OHDSI Home | Forums | Wiki | Github

Mapping Concepts in Usagi - SNOMED Vocabulary

(Kathleen Lee) #1

Hello! I’m working on a data mapping project and I’m wondering how exactly Usagi maps SNOMED concepts to the study concepts because I’m getting suggestions that have a fairly high match score but are in no way related.

e.g. “NSAIDs” was mapped to “AIDS” with a .73 match score. I understand that it’s because of text similarity, but despite having a “SOURCE_DESCRIPTION” field in my import file it doesn’t seem to aid in finding a better, or more appropriate match.

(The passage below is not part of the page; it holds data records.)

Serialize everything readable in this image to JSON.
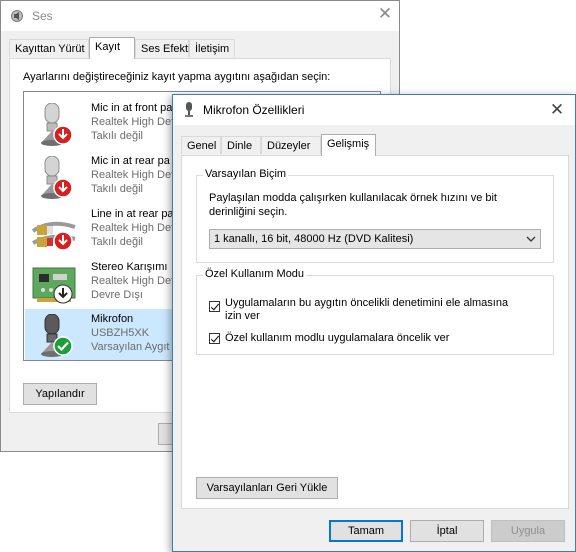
{
  "ses": {
    "title": "Ses",
    "tabs": [
      "Kayıttan Yürüt",
      "Kayıt",
      "Ses Efekti",
      "İletişim"
    ],
    "instruction": "Ayarlarını değiştireceğiniz kayıt yapma aygıtını aşağıdan seçin:",
    "devices": [
      {
        "name": "Mic in at front pa",
        "line2": "Realtek High Def",
        "status": "Takılı değil",
        "icon": "microphone-icon",
        "badge": "disconnected-down-arrow-icon"
      },
      {
        "name": "Mic in at rear pa",
        "line2": "Realtek High Def",
        "status": "Takılı değil",
        "icon": "microphone-icon",
        "badge": "disconnected-down-arrow-icon"
      },
      {
        "name": "Line in at rear pa",
        "line2": "Realtek High Def",
        "status": "Takılı değil",
        "icon": "line-in-cable-icon",
        "badge": "disconnected-down-arrow-icon"
      },
      {
        "name": "Stereo Karışımı",
        "line2": "Realtek High Def",
        "status": "Devre Dışı",
        "icon": "sound-card-icon",
        "badge": "disabled-down-arrow-icon"
      },
      {
        "name": "Mikrofon",
        "line2": "USBZH5XK",
        "status": "Varsayılan Aygıt",
        "icon": "microphone-icon",
        "badge": "default-checkmark-icon"
      }
    ],
    "configure_button": "Yapılandır"
  },
  "mikrofon": {
    "title": "Mikrofon Özellikleri",
    "tabs": [
      "Genel",
      "Dinle",
      "Düzeyler",
      "Gelişmiş"
    ],
    "default_format": {
      "legend": "Varsayılan Biçim",
      "description_line1": "Paylaşılan modda çalışırken kullanılacak örnek hızını ve bit",
      "description_line2": "derinliğini seçin.",
      "selected_value": "1 kanallı, 16 bit, 48000 Hz (DVD Kalitesi)"
    },
    "exclusive_mode": {
      "legend": "Özel Kullanım Modu",
      "option1_line1": "Uygulamaların bu aygıtın öncelikli denetimini ele almasına",
      "option1_line2": "izin ver",
      "option1_checked": true,
      "option2": "Özel kullanım modlu uygulamalara öncelik ver",
      "option2_checked": true
    },
    "restore_defaults_button": "Varsayılanları Geri Yükle",
    "ok_button": "Tamam",
    "cancel_button": "İptal",
    "apply_button": "Uygula"
  },
  "colors": {
    "selection": "#cce8ff",
    "accent": "#0078d7",
    "red_badge": "#d81e1e",
    "green_badge": "#1a9e36"
  }
}
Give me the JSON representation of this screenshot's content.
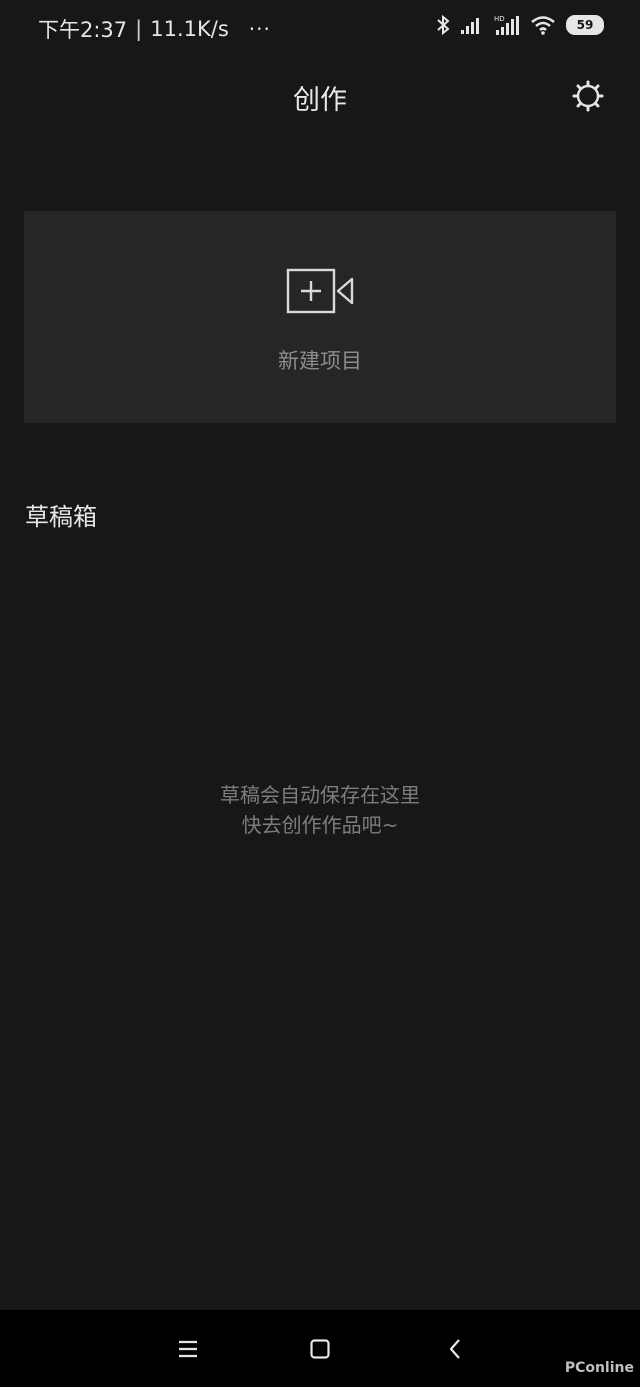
{
  "status_bar": {
    "time": "下午2:37",
    "separator": "|",
    "network_speed": "11.1K/s",
    "more": "···",
    "battery_level": "59",
    "icons": [
      "bluetooth-icon",
      "signal-icon",
      "hd-signal-icon",
      "wifi-icon",
      "battery-icon"
    ]
  },
  "header": {
    "title": "创作",
    "settings_icon": "settings-icon"
  },
  "new_project": {
    "icon": "video-add-icon",
    "label": "新建项目"
  },
  "drafts": {
    "title": "草稿箱",
    "empty_line1": "草稿会自动保存在这里",
    "empty_line2": "快去创作作品吧~"
  },
  "nav_bar": {
    "icons": [
      "menu-icon",
      "home-icon",
      "back-icon"
    ]
  },
  "watermark": "PConline",
  "colors": {
    "background": "#171717",
    "card": "#262626",
    "nav": "#000000"
  }
}
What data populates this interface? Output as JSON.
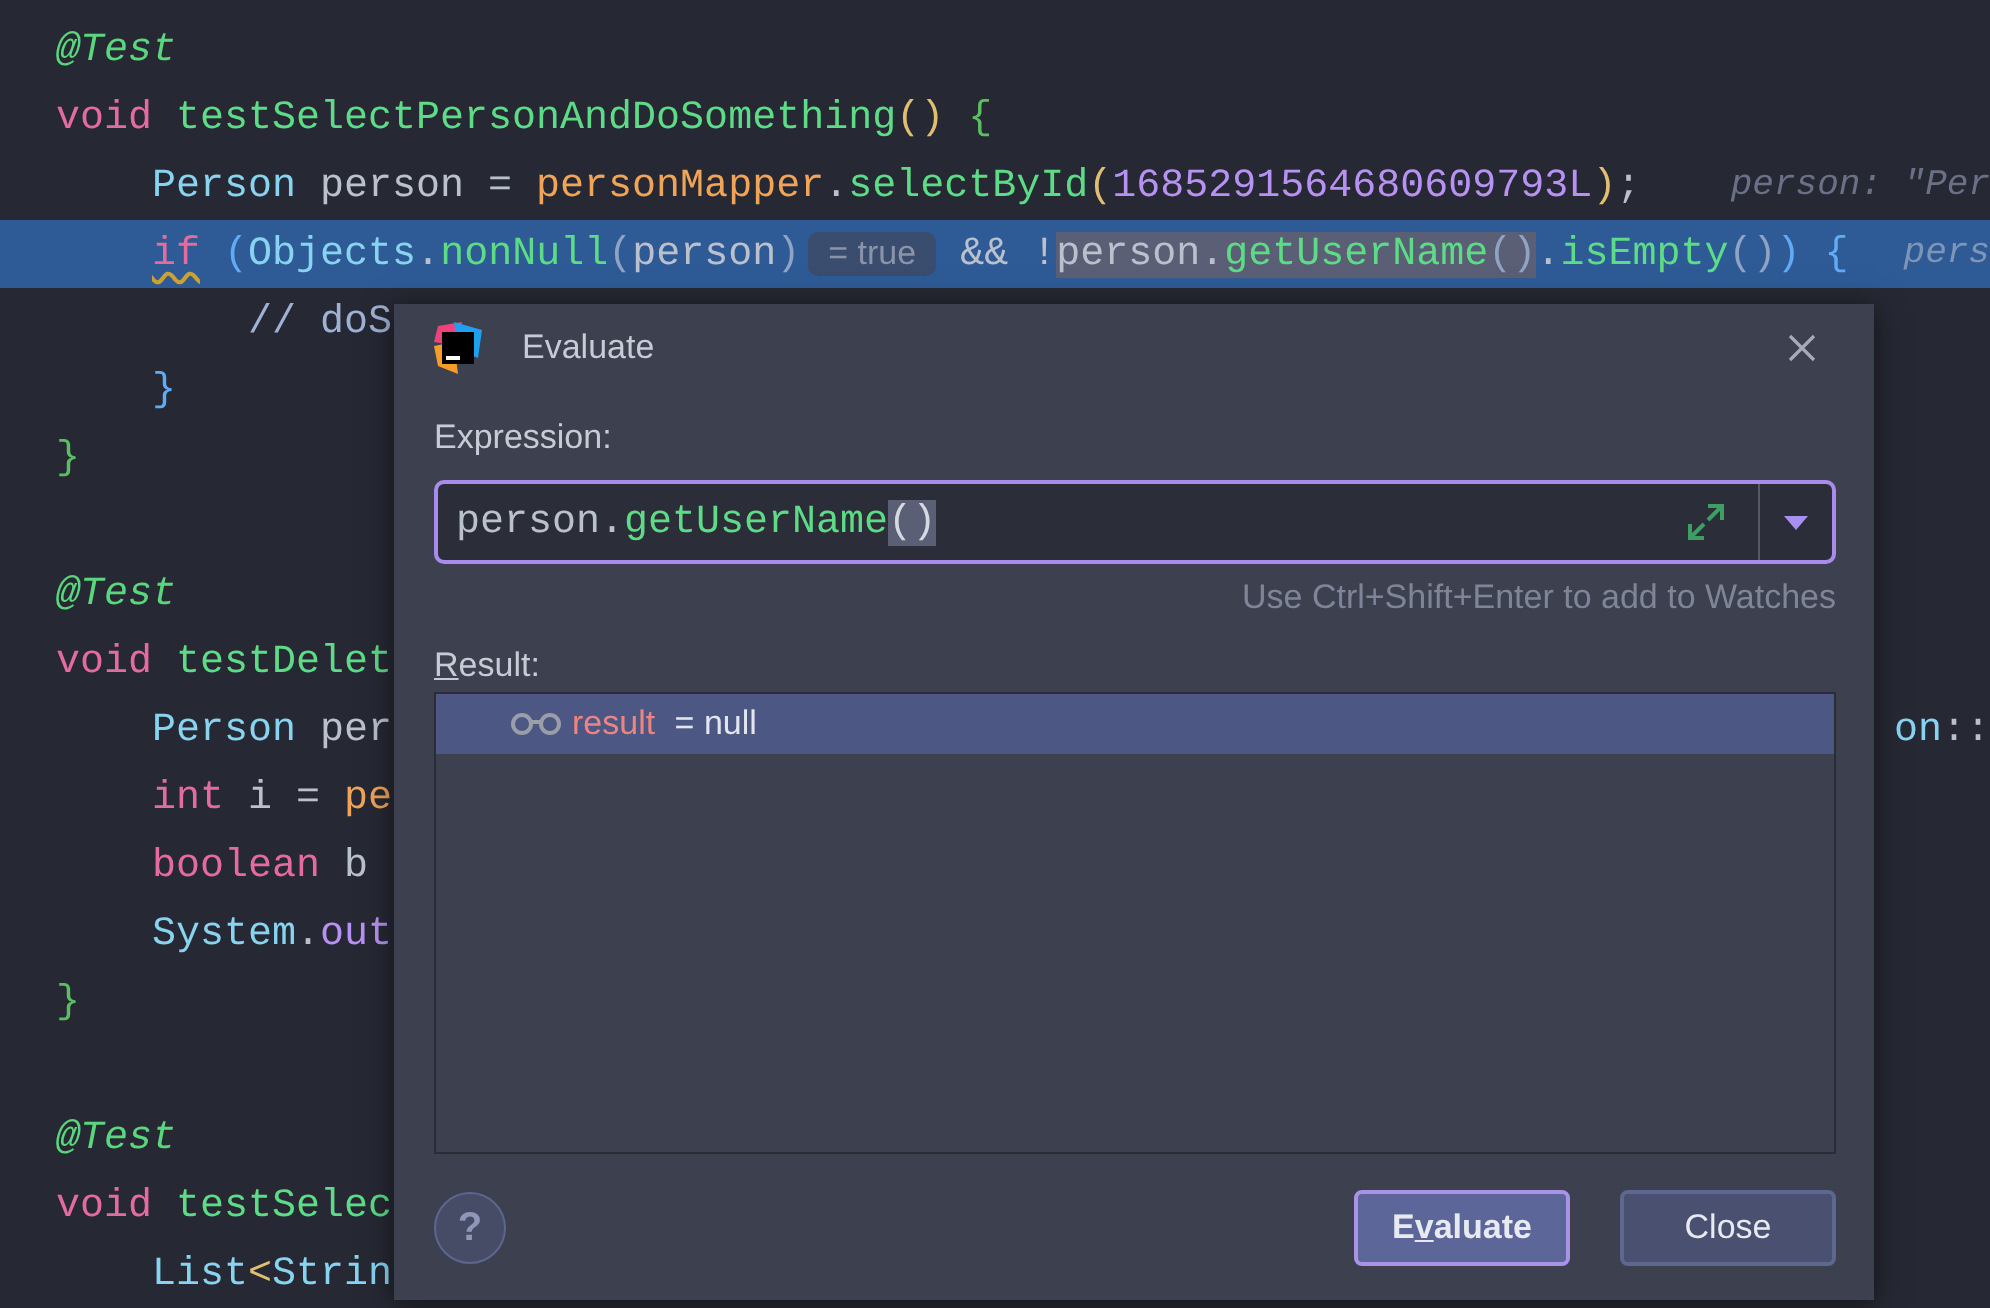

Is there a way to increase the accuracy of the mapping suggestions on Usagi? Every time I import codes I have SOURCE_CODE and SOURCE_NAME fields, with the latter being pretty informative about the variable description. If there is a way I should re-structure my dataset or anything I’m open to suggestions.


(Christian Reich) #2


You are mapping NSAIDS to what?

SNOMED is generally used to encode Conditions (diagnoses, symptoms etc.) and Procedures. NDSAID is a drug class, so shouldn’t be mapped to SNOMED.

Let us know.

(Vikram) #3

Hi Kathleen Lee,

I am facing similar issue as you , where in the match score is not representative of the match of the SOURCE_NAME .Some of the matches are irrelevant and yet have a high score.

As Christian pointed out , do we need to map our source concepts to specific vocabulary?

I could see that Usagi is using the cosine similarity for the text matching.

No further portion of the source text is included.